OK, back to the Hoopes paper. It uses tax data to compare public with private C corporations when they otherwise look extremely similar – same size, industry, etcetera. More specifically, it uses a matched pair design, under which each public firm is matched to a private firm that is in the same industry and similar in size. As to these matched pairs, it finds no evidence (using multiple specifications) that the private firms domore tax planning than the public firms. This is potentially contrary to what one might have expected, under the standard view as described above.

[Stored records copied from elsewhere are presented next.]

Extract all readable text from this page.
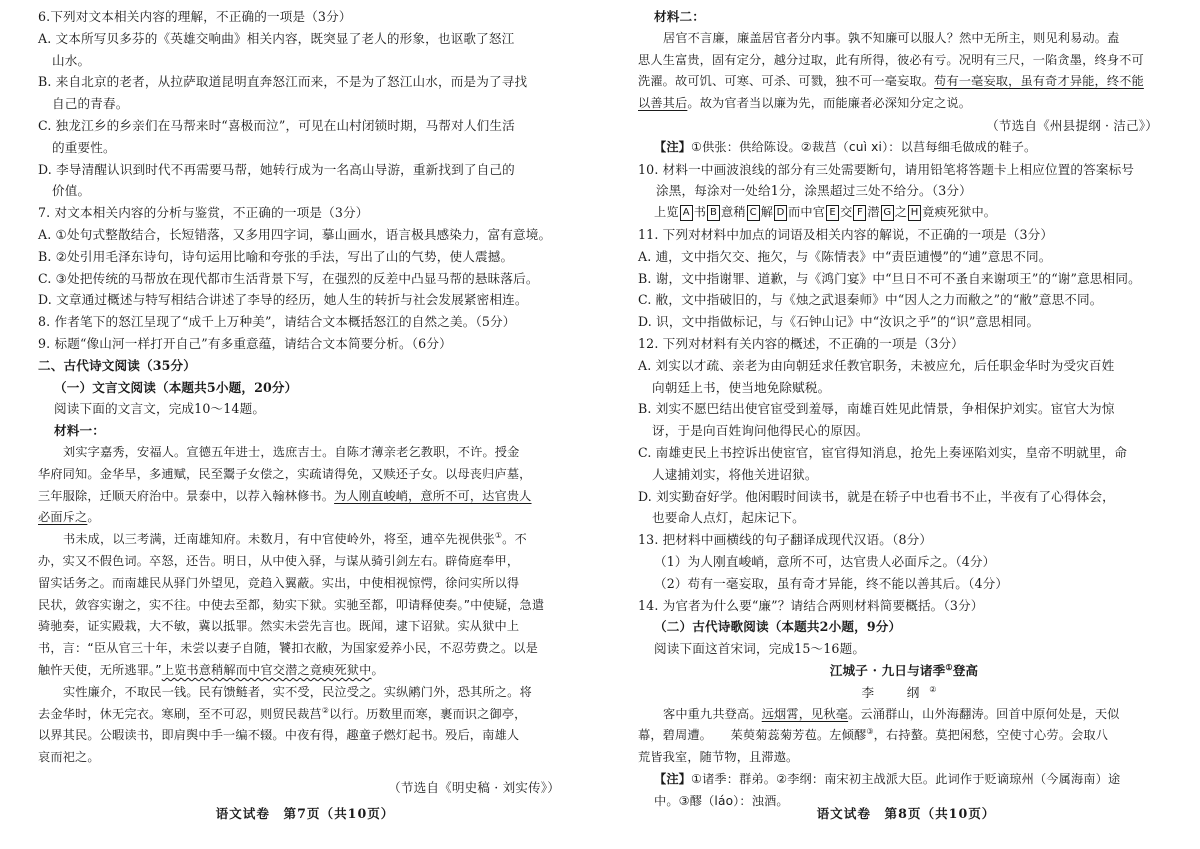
6.下列对文本相关内容的理解，不正确的一项是（3分）

A. 文本所写贝多芬的《英雄交响曲》相关内容，既突显了老人的形象，也讴歌了怒江
山水。

B. 来自北京的老者，从拉萨取道昆明直奔怒江而来，不是为了怒江山水，而是为了寻找
自己的青春。

C. 独龙江乡的乡亲们在马帮来时“喜极而泣”，可见在山村闭锁时期，马帮对人们生活
的重要性。

D. 李导清醒认识到时代不再需要马帮，她转行成为一名高山导游，重新找到了自己的
价值。

7. 对文本相关内容的分析与鉴赏，不正确的一项是（3分）

A. ①处句式整散结合，长短错落，又多用四字词，摹山画水，语言极具感染力，富有意境。

B. ②处引用毛泽东诗句，诗句运用比喻和夸张的手法，写出了山的气势，使人震撼。

C. ③处把传统的马帮放在现代都市生活背景下写，在强烈的反差中凸显马帮的悬昧落后。

D. 文章通过概述与特写相结合讲述了李导的经历，她人生的转折与社会发展紧密相连。

8. 作者笔下的怒江呈现了“成千上万种美”，请结合文本概括怒江的自然之美。（5分）

9. 标题“像山河一样打开自己”有多重意蕴，请结合文本简要分析。（6分）

二、古代诗文阅读（35分）

（一）文言文阅读（本题共5小题，20分）

阅读下面的文言文，完成10～14题。

材料一：

刘实字嘉秀，安福人。宣德五年进士，选庶吉士。自陈才薄亲老乞教职，不许。授金
华府同知。金华旱，多逋赋，民至鬻子女偿之，实疏请得免，又赎还子女。以母丧归庐墓，
三年服除，迁顺天府治中。景泰中，以荐入翰林修书。为人刚直峻峭，意所不可，达官贵人
必面斥之。

书未成，以三考满，迁南雄知府。未数月，有中官使岭外，将至，逋卒先视供张①。不
办，实又不假色词。卒怒，还告。明日，从中使入驿，与谋从骑引剑左右。辟倚庭奉甲，
留实话务之。而南雄民从驿门外望见，竞趋入翼蔽。实出，中使相视惊愕，徐问实所以得
民状，敛容实谢之，实不往。中使去至都，劾实下狱。实驰至都，叩请释使奏。”中使疑，急遣
骑驰奏，证实殿栽，大不敏，冀以抵罪。然实未尝先言也。既闻，逮下诏狱。实从狱中上
书，言：“臣从官三十年，未尝以妻子自随，饕扣衣敝，为国家爱养小民，不忍劳费之。以是
触忤天使，无所逃罪。”上览书意稍解而中官交潜之竟瘐死狱中。

实性廉介，不取民一钱。民有馈鲢者，实不受，民泣受之。实纵鹇门外，恐其所之。将
去金华时，休无完衣。寒刷，至不可忍，则贸民裁莒②以行。历数里而寒，裹而识之御亭，
以界其民。公暇读书，即肩舆中手一编不辍。中夜有得，趣童子燃灯起书。殁后，南雄人
哀而祀之。

（节选自《明史稿 · 刘实传》）

语文试卷　第7页（共10页）

材料二：

居官不言廉，廉盖居官者分内事。孰不知廉可以服人？然中无所主，则见利易动。盍
思人生富贵，固有定分，越分过取，此有所得，彼必有亏。况明有三尺，一陷贪墨，终身不可
洗濯。故可饥、可寒、可杀、可戮，独不可一毫妄取。苟有一毫妄取，虽有奇才异能，终不能
以善其后。故为官者当以廉为先，而能廉者必深知分定之说。

（节选自《州县提纲 · 洁己》）

【注】①供张：供给陈设。②裁莒（cuì xi）：以莒每细毛做成的鞋子。

10. 材料一中画波浪线的部分有三处需要断句，请用铅笔将答题卡上相应位置的答案标号
涂黑，每涂对一处给1分，涂黑超过三处不给分。（3分）

上览 A 书 B 意稍 C 解 D 而中官 E 交 F 潜 G 之 H 竟瘐死狱中。

11. 下列对材料中加点的词语及相关内容的解说，不正确的一项是（3分）

A. 逋，文中指欠交、拖欠，与《陈情表》中“责臣逋慢”的“逋”意思不同。

B. 谢，文中指谢罪、道歉，与《鸿门宴》中“旦日不可不蚤自来谢项王”的“谢”意思相同。

C. 敝，文中指破旧的，与《烛之武退秦师》中“因人之力而敝之”的“敝”意思不同。

D. 识，文中指做标记，与《石钟山记》中“汝识之乎”的“识”意思相同。

12. 下列对材料有关内容的概述，不正确的一项是（3分）

A. 刘实以才疏、亲老为由向朝廷求任教官职务，未被应允，后任职金华时为受灾百姓
向朝廷上书，使当地免除赋税。

B. 刘实不愿巴结出使官宦受到羞辱，南雄百姓见此情景，争相保护刘实。宦官大为惊
讶，于是向百姓询问他得民心的原因。

C. 南雄吏民上书控诉出使宦官，宦官得知消息，抢先上奏诬陷刘实，皇帝不明就里，命
人逮捕刘实，将他关进诏狱。

D. 刘实勤奋好学。他闲暇时间读书，就是在轿子中也看书不止，半夜有了心得体会，
也要命人点灯，起床记下。

13. 把材料中画横线的句子翻译成现代汉语。（8分）

（1）为人刚直峻峭，意所不可，达官贵人必面斥之。（4分）

（2）苟有一毫妄取，虽有奇才异能，终不能以善其后。（4分）

14. 为官者为什么要“廉”？请结合两则材料简要概括。（3分）

（二）古代诗歌阅读（本题共2小题，9分）

阅读下面这首宋词，完成15～16题。

江城子 · 九日与诸季①登高

李　纲②

客中重九共登高。远烟霄，见秋毫。云涌群山，山外海翻涛。回首中原何处是，天似
幕，碧周遭。　　茱萸菊蕊菊芳苞。左倾醪③，右持螯。莫把闲愁，空使寸心劳。会取八
荒皆我室，随节物，且滞遨。

【注】①诸季：群弟。②李纲：南宋初主战派大臣。此词作于贬谪琼州（今属海南）途
中。③醪（láo）：浊酒。

语文试卷　第8页（共10页）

How might we explain this result? Perhaps pre-2017 C corporations are an odd group, partly including those who are simply bad at tax planning (or otherwise atypical of private firms generally). Surely the post-2017 group will be quite different, given that it will now attract more players who are interested in the up-front tax rate difference. Perhaps these pre-2017 private corporations had their own agency costs with respect to their tax decision-makers, or did not have as good access to the best tax planning advice. Perhaps agency costs at public C’s can lead to “too much” tax planning from the shareholders’ standpoint, as well as “too little.” For example, complex structures that are rationalized on tax planning grounds may also serve managerial objectives of diverting funds from the shareholders’ pockets to the managers. Or managers may have an unduly short time horizon if they anticipate exiting the firm (or, at least, exercising the options) before any dubious tax planning that they have done catches up with the firm.

But whatever the explanation, and whether or not one considers it illuminating as to private firms generally, and/or likely to persist in the significantly altered post-2017 business tax planning environment, it’s an interesting result that merits attention.